Journalists will additionally share perspectives from their own countries on the drivers, consequences, and policy responses related to inequality through topic papers and presentations. Site visits in Honolulu will also provide opportunities to observe how growing inequity is affecting one of United States’ most racially and ethnically diverse states and how policymakers and grassroots organizations are responding”.
The Asia region attracts interest in the program as inequality has also worsened despite remarkable economic growth as typified by Hong Kong seen as “one of the world’s richest and most inequitable cities”. On the positive side of inequality, Japan will be a destination for the Fellows, who will study the country’s example as the “most equitable developed countries due to income and inheritance tax policies”.

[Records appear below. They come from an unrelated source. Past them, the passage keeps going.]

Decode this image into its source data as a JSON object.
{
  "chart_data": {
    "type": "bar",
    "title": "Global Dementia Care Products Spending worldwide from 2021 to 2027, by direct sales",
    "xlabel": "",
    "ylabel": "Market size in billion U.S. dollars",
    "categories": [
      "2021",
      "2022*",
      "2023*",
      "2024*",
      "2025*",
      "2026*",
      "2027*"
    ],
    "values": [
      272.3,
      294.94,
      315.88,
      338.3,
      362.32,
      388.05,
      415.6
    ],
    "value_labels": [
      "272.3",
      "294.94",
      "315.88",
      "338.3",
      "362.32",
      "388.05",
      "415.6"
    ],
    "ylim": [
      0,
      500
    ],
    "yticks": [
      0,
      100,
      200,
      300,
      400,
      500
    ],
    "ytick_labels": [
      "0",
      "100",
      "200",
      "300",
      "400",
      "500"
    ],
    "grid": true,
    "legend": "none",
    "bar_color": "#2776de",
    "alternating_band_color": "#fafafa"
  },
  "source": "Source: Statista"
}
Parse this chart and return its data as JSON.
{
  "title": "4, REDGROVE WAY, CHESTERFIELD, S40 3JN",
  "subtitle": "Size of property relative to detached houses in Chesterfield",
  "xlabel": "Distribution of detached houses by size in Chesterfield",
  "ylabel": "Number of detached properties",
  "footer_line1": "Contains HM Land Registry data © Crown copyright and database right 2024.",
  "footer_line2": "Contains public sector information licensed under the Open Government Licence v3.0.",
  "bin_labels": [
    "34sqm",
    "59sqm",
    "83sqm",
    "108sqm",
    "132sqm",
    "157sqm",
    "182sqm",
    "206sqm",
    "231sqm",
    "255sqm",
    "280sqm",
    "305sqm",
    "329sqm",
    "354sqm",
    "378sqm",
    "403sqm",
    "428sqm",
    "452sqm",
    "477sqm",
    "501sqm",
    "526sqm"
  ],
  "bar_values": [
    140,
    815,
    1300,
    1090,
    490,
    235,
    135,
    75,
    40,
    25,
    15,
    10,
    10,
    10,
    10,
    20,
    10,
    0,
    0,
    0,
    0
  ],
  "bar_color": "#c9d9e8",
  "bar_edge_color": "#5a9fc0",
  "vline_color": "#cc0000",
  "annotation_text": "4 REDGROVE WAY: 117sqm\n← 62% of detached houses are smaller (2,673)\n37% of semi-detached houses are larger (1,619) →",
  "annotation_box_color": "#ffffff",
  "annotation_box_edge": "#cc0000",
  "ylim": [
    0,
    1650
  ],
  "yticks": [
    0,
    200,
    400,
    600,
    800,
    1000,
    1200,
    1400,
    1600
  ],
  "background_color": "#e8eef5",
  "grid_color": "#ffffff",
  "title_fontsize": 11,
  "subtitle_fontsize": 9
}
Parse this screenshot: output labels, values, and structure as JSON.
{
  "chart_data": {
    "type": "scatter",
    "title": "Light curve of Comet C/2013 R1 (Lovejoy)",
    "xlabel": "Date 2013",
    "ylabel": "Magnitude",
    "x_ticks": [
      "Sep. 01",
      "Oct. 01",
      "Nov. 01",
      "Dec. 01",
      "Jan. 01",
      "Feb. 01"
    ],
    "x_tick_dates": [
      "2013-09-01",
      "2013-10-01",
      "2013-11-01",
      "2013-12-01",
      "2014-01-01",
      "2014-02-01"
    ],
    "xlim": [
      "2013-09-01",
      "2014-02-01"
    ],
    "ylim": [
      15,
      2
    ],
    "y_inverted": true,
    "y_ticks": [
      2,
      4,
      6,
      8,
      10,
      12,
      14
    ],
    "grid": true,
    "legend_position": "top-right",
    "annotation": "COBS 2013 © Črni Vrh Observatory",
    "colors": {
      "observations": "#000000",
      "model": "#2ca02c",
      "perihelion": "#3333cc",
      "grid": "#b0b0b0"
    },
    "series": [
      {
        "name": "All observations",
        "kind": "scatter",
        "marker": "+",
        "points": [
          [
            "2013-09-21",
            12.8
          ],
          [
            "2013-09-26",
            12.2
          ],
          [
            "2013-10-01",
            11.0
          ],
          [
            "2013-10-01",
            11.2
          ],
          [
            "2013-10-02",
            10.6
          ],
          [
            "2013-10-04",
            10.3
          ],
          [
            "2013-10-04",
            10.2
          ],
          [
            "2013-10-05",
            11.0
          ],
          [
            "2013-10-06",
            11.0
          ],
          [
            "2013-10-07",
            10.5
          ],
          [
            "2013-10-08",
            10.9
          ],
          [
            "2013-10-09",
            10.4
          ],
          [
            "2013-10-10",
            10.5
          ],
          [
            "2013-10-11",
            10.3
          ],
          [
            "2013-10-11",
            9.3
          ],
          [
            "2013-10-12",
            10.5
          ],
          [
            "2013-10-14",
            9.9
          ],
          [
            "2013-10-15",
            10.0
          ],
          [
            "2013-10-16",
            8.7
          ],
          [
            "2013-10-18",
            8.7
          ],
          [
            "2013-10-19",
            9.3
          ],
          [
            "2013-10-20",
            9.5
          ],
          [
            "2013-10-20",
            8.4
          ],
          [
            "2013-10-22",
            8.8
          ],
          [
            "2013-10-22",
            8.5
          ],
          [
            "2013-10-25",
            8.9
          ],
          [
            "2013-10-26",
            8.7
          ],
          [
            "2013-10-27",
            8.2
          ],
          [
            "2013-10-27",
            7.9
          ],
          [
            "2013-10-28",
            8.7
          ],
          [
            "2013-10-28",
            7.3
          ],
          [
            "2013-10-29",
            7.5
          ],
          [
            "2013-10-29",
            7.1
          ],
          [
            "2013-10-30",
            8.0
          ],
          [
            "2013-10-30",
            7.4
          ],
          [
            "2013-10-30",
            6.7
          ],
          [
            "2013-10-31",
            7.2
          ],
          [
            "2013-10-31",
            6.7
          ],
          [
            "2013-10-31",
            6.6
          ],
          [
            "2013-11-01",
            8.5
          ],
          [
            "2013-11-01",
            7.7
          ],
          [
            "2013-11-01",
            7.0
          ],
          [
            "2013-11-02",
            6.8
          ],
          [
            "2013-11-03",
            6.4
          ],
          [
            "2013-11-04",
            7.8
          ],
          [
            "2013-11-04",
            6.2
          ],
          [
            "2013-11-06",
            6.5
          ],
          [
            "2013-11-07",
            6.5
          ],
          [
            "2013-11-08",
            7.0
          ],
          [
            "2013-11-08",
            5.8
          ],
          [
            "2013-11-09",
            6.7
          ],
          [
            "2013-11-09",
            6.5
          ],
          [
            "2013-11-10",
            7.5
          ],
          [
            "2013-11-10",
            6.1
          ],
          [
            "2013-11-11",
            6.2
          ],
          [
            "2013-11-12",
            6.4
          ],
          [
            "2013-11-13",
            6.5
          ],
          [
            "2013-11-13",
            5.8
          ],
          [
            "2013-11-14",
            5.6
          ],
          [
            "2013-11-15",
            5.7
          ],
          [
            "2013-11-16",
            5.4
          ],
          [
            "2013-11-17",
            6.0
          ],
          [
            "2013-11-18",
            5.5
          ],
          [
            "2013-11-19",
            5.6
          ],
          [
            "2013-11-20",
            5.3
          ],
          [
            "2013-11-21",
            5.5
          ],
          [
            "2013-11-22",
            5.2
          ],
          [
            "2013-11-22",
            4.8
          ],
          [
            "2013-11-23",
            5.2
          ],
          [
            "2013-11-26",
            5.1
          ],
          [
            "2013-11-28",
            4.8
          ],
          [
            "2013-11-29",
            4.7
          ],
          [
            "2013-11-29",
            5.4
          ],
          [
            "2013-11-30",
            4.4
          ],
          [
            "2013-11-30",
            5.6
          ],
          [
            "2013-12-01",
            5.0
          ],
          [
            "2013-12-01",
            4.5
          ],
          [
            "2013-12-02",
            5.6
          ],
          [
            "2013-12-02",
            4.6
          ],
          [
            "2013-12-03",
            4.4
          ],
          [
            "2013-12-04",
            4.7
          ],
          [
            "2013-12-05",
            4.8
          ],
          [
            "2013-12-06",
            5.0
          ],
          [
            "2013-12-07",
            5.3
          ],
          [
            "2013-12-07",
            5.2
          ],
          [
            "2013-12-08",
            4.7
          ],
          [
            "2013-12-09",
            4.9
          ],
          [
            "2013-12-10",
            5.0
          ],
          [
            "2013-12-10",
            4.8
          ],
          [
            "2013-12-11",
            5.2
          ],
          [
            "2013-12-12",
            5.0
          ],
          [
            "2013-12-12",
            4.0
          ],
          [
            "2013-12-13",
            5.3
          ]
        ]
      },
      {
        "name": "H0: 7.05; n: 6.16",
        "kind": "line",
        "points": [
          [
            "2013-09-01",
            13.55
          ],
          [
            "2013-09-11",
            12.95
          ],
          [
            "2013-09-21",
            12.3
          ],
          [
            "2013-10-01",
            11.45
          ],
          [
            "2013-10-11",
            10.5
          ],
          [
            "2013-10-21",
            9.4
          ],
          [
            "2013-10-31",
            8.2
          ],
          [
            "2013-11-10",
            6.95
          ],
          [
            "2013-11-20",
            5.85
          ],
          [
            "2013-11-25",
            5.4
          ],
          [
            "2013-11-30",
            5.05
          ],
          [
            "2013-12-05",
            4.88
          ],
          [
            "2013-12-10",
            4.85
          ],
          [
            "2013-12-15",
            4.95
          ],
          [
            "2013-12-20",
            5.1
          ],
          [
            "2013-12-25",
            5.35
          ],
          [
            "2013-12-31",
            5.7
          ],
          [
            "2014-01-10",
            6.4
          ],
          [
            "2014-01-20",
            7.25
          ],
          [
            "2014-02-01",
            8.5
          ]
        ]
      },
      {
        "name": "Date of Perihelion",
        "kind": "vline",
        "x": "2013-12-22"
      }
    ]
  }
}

The Jefferson Fellowships are powered by a substantial grant from The Freeman Foundation, which is also boosted by contributions from news organizations, foundations, US Embassies, and the East-West Center.
Dr Mbamalu’s selection speaks to the rising profile of Prime Business Africa. Dr Mbamalu was also part of the 15-man global team that covered the US 2020 presidential elections, which produced Joe Biden as President.